The diagram is a representational construct of the whole of a plant and its relationship within itself and to its operational goals. It is constructed by first listing the major plant processed entities from entry at battery limits (from outside or another portion of the plant) to exit from battery limits. Adjacent bars mean that the entities they represent are functionally (if not physically) closely related in their processing steps. A bar to the left of another bar means that the one before comes before the one after in the normal "flow" of production. For each bar, the height shows how far away it is from a proper target. A "target" is not normally the related controller setpoint. Rather, the target represents the expected value of the particular attribute needed for long-term effective production. Right on target would be a bar of zero height. Values higher than target would be a bar height above zero, values below target would be a bar below zero.

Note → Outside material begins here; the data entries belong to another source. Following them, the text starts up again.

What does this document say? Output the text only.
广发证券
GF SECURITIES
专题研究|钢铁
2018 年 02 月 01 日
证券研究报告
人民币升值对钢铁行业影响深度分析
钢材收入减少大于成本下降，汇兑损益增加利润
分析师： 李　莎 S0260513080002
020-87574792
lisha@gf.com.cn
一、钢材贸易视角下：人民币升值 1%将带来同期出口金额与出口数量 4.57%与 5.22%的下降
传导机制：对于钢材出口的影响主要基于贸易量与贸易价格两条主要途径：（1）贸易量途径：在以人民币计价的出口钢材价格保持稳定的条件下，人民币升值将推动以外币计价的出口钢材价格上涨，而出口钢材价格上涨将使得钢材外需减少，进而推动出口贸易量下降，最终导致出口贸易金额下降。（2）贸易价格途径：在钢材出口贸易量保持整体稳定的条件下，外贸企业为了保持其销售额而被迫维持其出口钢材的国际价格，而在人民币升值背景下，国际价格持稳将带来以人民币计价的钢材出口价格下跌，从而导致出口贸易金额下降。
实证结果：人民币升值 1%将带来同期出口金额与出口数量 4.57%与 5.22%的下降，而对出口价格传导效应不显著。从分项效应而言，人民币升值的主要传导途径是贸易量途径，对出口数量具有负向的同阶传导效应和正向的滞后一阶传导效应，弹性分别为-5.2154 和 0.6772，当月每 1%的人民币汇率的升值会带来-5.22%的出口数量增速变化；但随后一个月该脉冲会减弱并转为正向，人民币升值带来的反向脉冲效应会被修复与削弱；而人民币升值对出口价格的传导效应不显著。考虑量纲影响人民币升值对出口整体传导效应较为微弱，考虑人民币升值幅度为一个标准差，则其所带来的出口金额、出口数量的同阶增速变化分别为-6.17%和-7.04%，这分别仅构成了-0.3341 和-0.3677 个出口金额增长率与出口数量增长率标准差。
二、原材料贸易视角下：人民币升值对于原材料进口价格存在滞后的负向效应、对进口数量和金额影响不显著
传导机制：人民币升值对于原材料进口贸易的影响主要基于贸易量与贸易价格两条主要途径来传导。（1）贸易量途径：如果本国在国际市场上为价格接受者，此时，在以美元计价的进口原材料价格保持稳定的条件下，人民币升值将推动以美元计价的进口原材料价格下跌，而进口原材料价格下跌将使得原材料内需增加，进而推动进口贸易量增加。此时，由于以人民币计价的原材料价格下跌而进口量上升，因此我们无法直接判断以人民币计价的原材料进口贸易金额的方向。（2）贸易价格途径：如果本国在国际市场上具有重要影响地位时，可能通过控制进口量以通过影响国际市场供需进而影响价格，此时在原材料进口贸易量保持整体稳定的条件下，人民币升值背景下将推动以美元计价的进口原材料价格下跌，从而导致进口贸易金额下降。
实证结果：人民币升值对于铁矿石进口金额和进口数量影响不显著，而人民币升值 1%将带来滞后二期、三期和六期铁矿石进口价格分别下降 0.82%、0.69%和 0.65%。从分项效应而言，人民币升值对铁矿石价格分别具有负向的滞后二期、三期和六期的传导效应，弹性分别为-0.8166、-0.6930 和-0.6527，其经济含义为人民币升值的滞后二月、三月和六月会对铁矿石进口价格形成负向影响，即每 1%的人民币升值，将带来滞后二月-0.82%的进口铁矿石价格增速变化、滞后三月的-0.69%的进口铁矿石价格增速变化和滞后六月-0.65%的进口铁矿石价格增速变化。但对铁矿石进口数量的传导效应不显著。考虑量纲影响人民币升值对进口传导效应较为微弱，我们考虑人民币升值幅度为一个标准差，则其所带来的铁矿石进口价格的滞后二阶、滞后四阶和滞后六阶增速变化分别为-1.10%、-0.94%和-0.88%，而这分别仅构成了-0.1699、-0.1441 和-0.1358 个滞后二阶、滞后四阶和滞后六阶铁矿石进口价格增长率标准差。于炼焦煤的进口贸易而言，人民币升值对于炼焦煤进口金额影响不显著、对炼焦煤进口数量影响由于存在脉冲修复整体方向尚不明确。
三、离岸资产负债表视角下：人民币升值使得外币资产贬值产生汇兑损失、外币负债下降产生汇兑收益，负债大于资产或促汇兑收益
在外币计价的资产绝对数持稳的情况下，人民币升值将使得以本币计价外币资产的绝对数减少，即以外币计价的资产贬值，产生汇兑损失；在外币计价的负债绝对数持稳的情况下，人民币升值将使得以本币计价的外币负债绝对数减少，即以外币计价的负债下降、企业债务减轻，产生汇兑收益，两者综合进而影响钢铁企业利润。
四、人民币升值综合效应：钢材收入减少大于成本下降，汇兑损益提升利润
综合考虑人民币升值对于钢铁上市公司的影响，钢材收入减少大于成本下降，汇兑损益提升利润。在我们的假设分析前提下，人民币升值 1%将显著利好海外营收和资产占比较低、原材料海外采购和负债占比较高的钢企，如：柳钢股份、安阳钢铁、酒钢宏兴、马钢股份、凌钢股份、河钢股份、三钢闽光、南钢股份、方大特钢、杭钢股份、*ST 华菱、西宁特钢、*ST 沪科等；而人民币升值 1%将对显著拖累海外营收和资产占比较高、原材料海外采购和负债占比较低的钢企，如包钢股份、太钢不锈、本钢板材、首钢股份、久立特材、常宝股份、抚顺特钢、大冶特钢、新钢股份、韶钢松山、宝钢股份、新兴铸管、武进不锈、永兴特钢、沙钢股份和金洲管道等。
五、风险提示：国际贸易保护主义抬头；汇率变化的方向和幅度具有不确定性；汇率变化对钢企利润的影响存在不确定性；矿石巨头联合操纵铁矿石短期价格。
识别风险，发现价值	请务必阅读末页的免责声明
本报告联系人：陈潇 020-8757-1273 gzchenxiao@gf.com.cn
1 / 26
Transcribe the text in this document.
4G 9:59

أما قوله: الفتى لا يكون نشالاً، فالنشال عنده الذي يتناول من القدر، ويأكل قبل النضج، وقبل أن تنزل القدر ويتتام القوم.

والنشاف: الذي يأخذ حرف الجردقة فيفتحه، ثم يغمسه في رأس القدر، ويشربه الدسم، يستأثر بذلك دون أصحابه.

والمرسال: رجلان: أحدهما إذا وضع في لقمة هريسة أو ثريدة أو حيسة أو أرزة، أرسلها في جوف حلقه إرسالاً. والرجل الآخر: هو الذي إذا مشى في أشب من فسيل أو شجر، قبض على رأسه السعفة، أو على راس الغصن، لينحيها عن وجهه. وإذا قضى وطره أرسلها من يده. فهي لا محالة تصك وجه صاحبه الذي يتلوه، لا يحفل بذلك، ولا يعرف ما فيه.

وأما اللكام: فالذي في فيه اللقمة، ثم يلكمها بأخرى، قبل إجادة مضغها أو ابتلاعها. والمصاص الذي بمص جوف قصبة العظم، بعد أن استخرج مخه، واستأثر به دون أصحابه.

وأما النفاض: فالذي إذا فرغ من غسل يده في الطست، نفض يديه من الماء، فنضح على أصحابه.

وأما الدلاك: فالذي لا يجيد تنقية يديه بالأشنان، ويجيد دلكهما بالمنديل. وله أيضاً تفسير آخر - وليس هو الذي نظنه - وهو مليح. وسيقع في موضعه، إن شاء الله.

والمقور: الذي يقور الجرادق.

Now we get to the part about what the diagram is intended to illustrate. Even if this is the first time ever looking at one, you can easily spot anywhere and everywhere there is abnormality in the plant. A single or isolated strongly deviating bar (at position 5 for example) means that something is clearly is "wrong," but its effect is strictly localized, for example, a failing transmitter that is not a part of a control loop. Groups of noticeably deviating bars (at positions 25 through 29 in our example) suggest that a broader area of the process is abnormal.
With a glance, the observer has a broad overview of the entire process, and if a good job was done selecting the variables to display, a good understanding of the overall process. It is a simple, yet powerful, visual agent! It's only one of many.